The image he provides of this situation does not differ greatly from those of the rest of the popular Latin American sectors of the time. From the beginning of his action, he denounced the artificiality of the school task in those media, and questioned the education systems that naturalize social reality and present it as unmodifiable. He searched for and produced different strategies based on books, magazines and all the study and reading material he could access. Together with his wife, they elaborated a program to be implemented initially in the third year to which the whole school later adhered. The program articulated the need to respond to the educational and social deficiencies of the rural environment with the importance given to creative expression.
Due to its trial nature, the program did not have a previously developed methodological strategy, but was configured as the work with the students and the community progressed. The only premise that was established from the beginning was the need to allow and develop "the creative expression of the children." To achieve this objective, two activities were implemented to organize the school task: the "centers of interest" and the cultural extension course or "school field trips." While the former were based on the need for students to decide on the topics to be studied and investigated, the cultural extension activities were based on the importance given to the relationship between the school and the community, with proposals designed beyond the classroom, such as field trips and artistic events. These not only explored the natural and social environment, but also turned the school itself into a local cultural center with theatrical performances, festivals, etc. Also noteworthy was a weekly newspaper called El Marrón, a name inspired by the tool used by the quarry workers to break the stone and an emblem present in the school's sports team flag, which consisted of different sections and reported on community events, the activities carried out by the school and, fundamentally, the actions of its students.
From this experience, he published in 1935 his book Vida de un maestro, written in a confidential tone closer to that of an epistolary exchange than that of an academic text, where he narrates the daily life of that school. It is a class diary of a young nonconformist teacher who seeks options to the reality he had to live. Without naming them, the work is reminiscent of De Amicis' Heart: Diary of a Child, Tolstoy, and Anton Makarenko. As a consequence of the strong social and educational criticism that the book presented, he was dismissed from his position and forbidden to continue with his experience.

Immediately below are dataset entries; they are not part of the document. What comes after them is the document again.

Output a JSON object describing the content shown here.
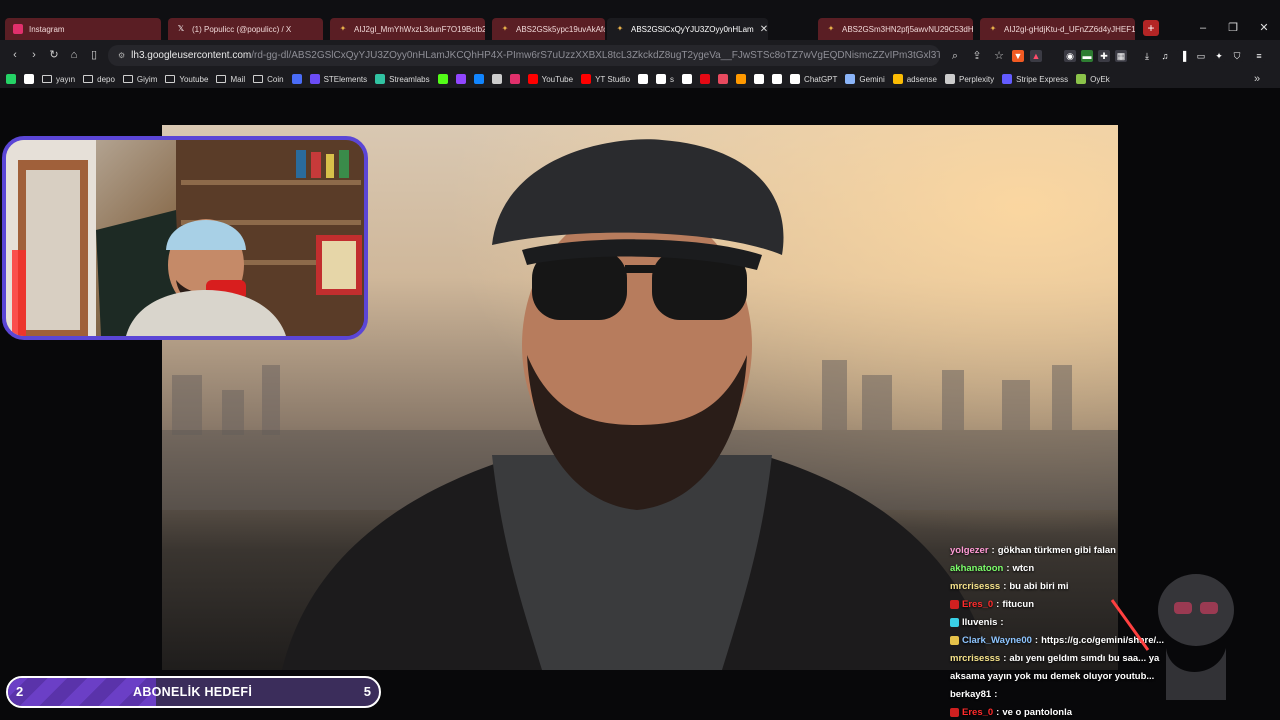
{
  "tabs": [
    {
      "title": "Instagram",
      "favicon": "instagram-icon",
      "color": "#5a1e24"
    },
    {
      "title": "(1) Populicc (@populicc) / X",
      "favicon": "x-icon",
      "color": "#5a1e24"
    },
    {
      "title": "AIJ2gl_MmYhWxzL3dunF7O19Bctb2",
      "favicon": "gemini-icon",
      "color": "#5a1e24"
    },
    {
      "title": "ABS2GSk5ypc19uvAkAfo1",
      "favicon": "gemini-icon",
      "color": "#5a1e24"
    },
    {
      "title": "ABS2GSlCxQyYJU3ZOyy0nHLam",
      "favicon": "gemini-icon",
      "active": true
    },
    {
      "title": "ABS2GSm3HN2pfj5awvNU29C53dH",
      "favicon": "gemini-icon",
      "color": "#5a1e24"
    },
    {
      "title": "AIJ2gl-gHdjKtu-d_UFnZZ6d4yJHEF1",
      "favicon": "gemini-icon",
      "color": "#5a1e24"
    }
  ],
  "address_bar": {
    "host": "lh3.googleusercontent.com",
    "path": "/rd-gg-dl/ABS2GSlCxQyYJU3ZOyy0nHLamJKCQhHP4X-PImw6rS7uUzzXXBXL8tcL3ZkckdZ8ugT2ygeVa__FJwSTSc8oTZ7wVgEQDNismcZZvIPm3tGxl3TtTLBpuSwWZIiqRkK..."
  },
  "bookmarks": [
    {
      "label": "",
      "icon": "whatsapp-icon",
      "color": "#25d366"
    },
    {
      "label": "",
      "icon": "google-icon",
      "color": "#ffffff"
    },
    {
      "label": "yayın",
      "icon": "folder-icon"
    },
    {
      "label": "depo",
      "icon": "folder-icon"
    },
    {
      "label": "Giyim",
      "icon": "folder-icon"
    },
    {
      "label": "Youtube",
      "icon": "folder-icon"
    },
    {
      "label": "Mail",
      "icon": "folder-icon"
    },
    {
      "label": "Coin",
      "icon": "folder-icon"
    },
    {
      "label": "",
      "icon": "r-icon",
      "color": "#4a6cf7"
    },
    {
      "label": "STElements",
      "icon": "st-icon",
      "color": "#6b4cf7"
    },
    {
      "label": "Streamlabs",
      "icon": "streamlabs-icon",
      "color": "#31c3a2"
    },
    {
      "label": "",
      "icon": "kick-icon",
      "color": "#53fc18"
    },
    {
      "label": "",
      "icon": "twitch-icon",
      "color": "#9146ff"
    },
    {
      "label": "",
      "icon": "bluesky-icon",
      "color": "#1185fe"
    },
    {
      "label": "",
      "icon": "x-icon",
      "color": "#cccccc"
    },
    {
      "label": "",
      "icon": "instagram-icon",
      "color": "#e1306c"
    },
    {
      "label": "YouTube",
      "icon": "youtube-icon",
      "color": "#ff0000"
    },
    {
      "label": "YT Studio",
      "icon": "yt-studio-icon",
      "color": "#ff0000"
    },
    {
      "label": "",
      "icon": "tiktok-icon",
      "color": "#ffffff"
    },
    {
      "label": "s",
      "icon": "tiktok-icon",
      "color": "#ffffff"
    },
    {
      "label": "",
      "icon": "threads-icon",
      "color": "#ffffff"
    },
    {
      "label": "",
      "icon": "netflix-icon",
      "color": "#e50914"
    },
    {
      "label": "",
      "icon": "discord-icon",
      "color": "#e84a5f"
    },
    {
      "label": "",
      "icon": "amazon-icon",
      "color": "#ff9900"
    },
    {
      "label": "",
      "icon": "bookmark-icon",
      "color": "#ffffff"
    },
    {
      "label": "",
      "icon": "grok-icon",
      "color": "#ffffff"
    },
    {
      "label": "ChatGPT",
      "icon": "chatgpt-icon",
      "color": "#ffffff"
    },
    {
      "label": "Gemini",
      "icon": "gemini-icon",
      "color": "#8ab4f8"
    },
    {
      "label": "adsense",
      "icon": "adsense-icon",
      "color": "#fbbc04"
    },
    {
      "label": "Perplexity",
      "icon": "perplexity-icon",
      "color": "#cccccc"
    },
    {
      "label": "Stripe Express",
      "icon": "stripe-icon",
      "color": "#635bff"
    },
    {
      "label": "OyEk",
      "icon": "oyek-icon",
      "color": "#8bc34a"
    }
  ],
  "chat": [
    {
      "user": "yolgezer",
      "user_color": "#ff9ad5",
      "message": "gökhan türkmen gibi falan"
    },
    {
      "user": "akhanatoon",
      "user_color": "#7cff6b",
      "message": "wtcn"
    },
    {
      "user": "mrcrisesss",
      "user_color": "#f5e28a",
      "message": "bu abi biri mi"
    },
    {
      "user": "Eres_0",
      "user_color": "#ff2b2b",
      "message": "fitucun",
      "badge": "#d02020"
    },
    {
      "user": "lluvenis",
      "user_color": "#ffffff",
      "message": "",
      "badge": "#3ad0e6"
    },
    {
      "user": "Clark_Wayne00",
      "user_color": "#8ec5ff",
      "message": "https://g.co/gemini/share/...",
      "badge": "#e6c24a"
    },
    {
      "user": "mrcrisesss",
      "user_color": "#f5e28a",
      "message": "abı yenı geldım sımdı bu saa... ya"
    },
    {
      "user": "",
      "user_color": "#ffffff",
      "message": "aksama yayın yok mu demek oluyor youtub..."
    },
    {
      "user": "berkay81",
      "user_color": "#ffffff",
      "message": ""
    },
    {
      "user": "Eres_0",
      "user_color": "#ff2b2b",
      "message": "ve o pantolonla",
      "badge": "#d02020"
    }
  ],
  "goal": {
    "current": "2",
    "label": "ABONELİK HEDEFİ",
    "target": "5",
    "progress": 0.4
  }
}
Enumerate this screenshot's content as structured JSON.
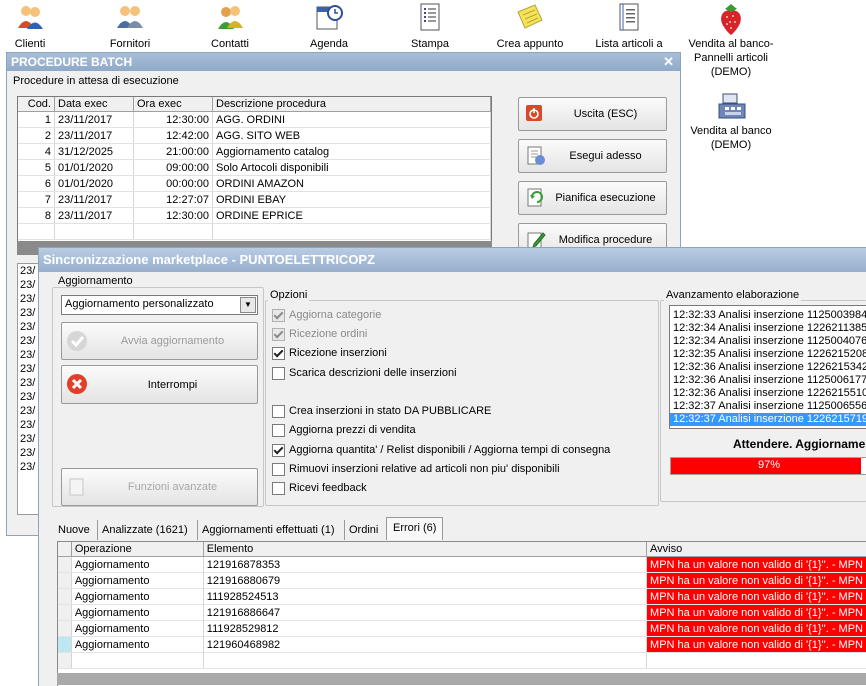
{
  "toolbar": {
    "items": [
      {
        "label": "Clienti",
        "icon": "clients-icon"
      },
      {
        "label": "Fornitori",
        "icon": "suppliers-icon"
      },
      {
        "label": "Contatti",
        "icon": "contacts-icon"
      },
      {
        "label": "Agenda",
        "icon": "agenda-icon"
      },
      {
        "label": "Stampa",
        "icon": "print-icon"
      },
      {
        "label": "Crea appunto",
        "icon": "note-icon"
      },
      {
        "label": "Lista articoli a",
        "icon": "list-icon"
      }
    ]
  },
  "desktop": {
    "pos1": "Vendita al banco-\nPannelli articoli\n(DEMO)",
    "pos2": "Vendita al banco\n(DEMO)"
  },
  "batch": {
    "title": "PROCEDURE BATCH",
    "subtitle": "Procedure in attesa di esecuzione",
    "columns": [
      "Cod.",
      "Data exec",
      "Ora exec",
      "Descrizione procedura"
    ],
    "rows": [
      [
        "1",
        "23/11/2017",
        "12:30:00",
        "AGG. ORDINI"
      ],
      [
        "2",
        "23/11/2017",
        "12:42:00",
        "AGG. SITO WEB"
      ],
      [
        "4",
        "31/12/2025",
        "21:00:00",
        "Aggiornamento catalog"
      ],
      [
        "5",
        "01/01/2020",
        "09:00:00",
        "Solo Artocoli disponibili"
      ],
      [
        "6",
        "01/01/2020",
        "00:00:00",
        "ORDINI AMAZON"
      ],
      [
        "7",
        "23/11/2017",
        "12:27:07",
        "ORDINI EBAY"
      ],
      [
        "8",
        "23/11/2017",
        "12:30:00",
        "ORDINE EPRICE"
      ]
    ],
    "buttons": {
      "exit": "Uscita (ESC)",
      "run": "Esegui adesso",
      "schedule": "Pianifica esecuzione",
      "edit": "Modifica procedure"
    },
    "left_partial": [
      "23/",
      "23/",
      "23/",
      "23/",
      "23/",
      "23/",
      "23/",
      "23/",
      "23/",
      "23/",
      "23/",
      "23/",
      "23/",
      "23/",
      "23/"
    ]
  },
  "sync": {
    "title": "Sincronizzazione marketplace - PUNTOELETTRICOPZ",
    "group_update": "Aggiornamento",
    "mode_select": "Aggiornamento personalizzato",
    "start_button": "Avvia aggiornamento",
    "stop_button": "Interrompi",
    "advanced_button": "Funzioni avanzate",
    "group_options": "Opzioni",
    "options": [
      {
        "label": "Aggiorna categorie",
        "checked": true,
        "disabled": true
      },
      {
        "label": "Ricezione ordini",
        "checked": true,
        "disabled": true
      },
      {
        "label": "Ricezione inserzioni",
        "checked": true,
        "disabled": false
      },
      {
        "label": "Scarica descrizioni delle inserzioni",
        "checked": false,
        "disabled": false
      },
      {
        "label": "Crea inserzioni in stato DA PUBBLICARE",
        "checked": false,
        "disabled": false
      },
      {
        "label": "Aggiorna prezzi di vendita",
        "checked": false,
        "disabled": false
      },
      {
        "label": "Aggiorna quantita' / Relist disponibili / Aggiorna tempi di consegna",
        "checked": true,
        "disabled": false
      },
      {
        "label": "Rimuovi inserzioni relative ad articoli non piu' disponibili",
        "checked": false,
        "disabled": false
      },
      {
        "label": "Ricevi feedback",
        "checked": false,
        "disabled": false
      }
    ],
    "group_progress": "Avanzamento elaborazione",
    "log": [
      "12:32:33 Analisi inserzione 1125003984",
      "12:32:34 Analisi inserzione 1226211385",
      "12:32:34 Analisi inserzione 1125004076",
      "12:32:35 Analisi inserzione 1226215208",
      "12:32:36 Analisi inserzione 1226215342",
      "12:32:36 Analisi inserzione 1125006177",
      "12:32:36 Analisi inserzione 1226215510",
      "12:32:37 Analisi inserzione 1125006556",
      "12:32:37 Analisi inserzione 1226215719"
    ],
    "status": "Attendere. Aggiorname",
    "progress_text": "97%",
    "progress": 0.97,
    "tabs": [
      "Nuove",
      "Analizzate (1621)",
      "Aggiornamenti effettuati (1)",
      "Ordini",
      "Errori (6)"
    ],
    "active_tab": 4,
    "err_columns": [
      "Operazione",
      "Elemento",
      "Avviso"
    ],
    "errors": [
      [
        "Aggiornamento",
        "121916878353",
        "MPN ha un valore non valido di '{1}''. - MPN"
      ],
      [
        "Aggiornamento",
        "121916880679",
        "MPN ha un valore non valido di '{1}''. - MPN"
      ],
      [
        "Aggiornamento",
        "111928524513",
        "MPN ha un valore non valido di '{1}''. - MPN"
      ],
      [
        "Aggiornamento",
        "121916886647",
        "MPN ha un valore non valido di '{1}''. - MPN"
      ],
      [
        "Aggiornamento",
        "111928529812",
        "MPN ha un valore non valido di '{1}''. - MPN"
      ],
      [
        "Aggiornamento",
        "121960468982",
        "MPN ha un valore non valido di '{1}''. - MPN"
      ]
    ]
  },
  "colors": {
    "title_blue": "#8fa9c7",
    "error_red": "#ff0000",
    "selection_blue": "#3399ff"
  }
}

Although censored by the Dictatorship of the time, the book not only quickly sold out its Uruguayan edition but also spread throughout the Spanish-speaking world.
Jesualdo became famous as a result of these events. A higher level of maturity and systematization of his ideas characterized the subsequent period. The Spanish Civil War, and later the Latin American liberation movements such as the university reformist extensionism, the Mexican Cardenismo and the Cuban Revolution, found him definitively enrolled in the progressive leftist currents. In 1973 he withdrew from the Uruguayan public scene as a consequence of the coup d'état, which prohibited him from performing in any way and from selling his books, and he passed away silently in 1982 in Montevideo without seeing the return of democracy in his country.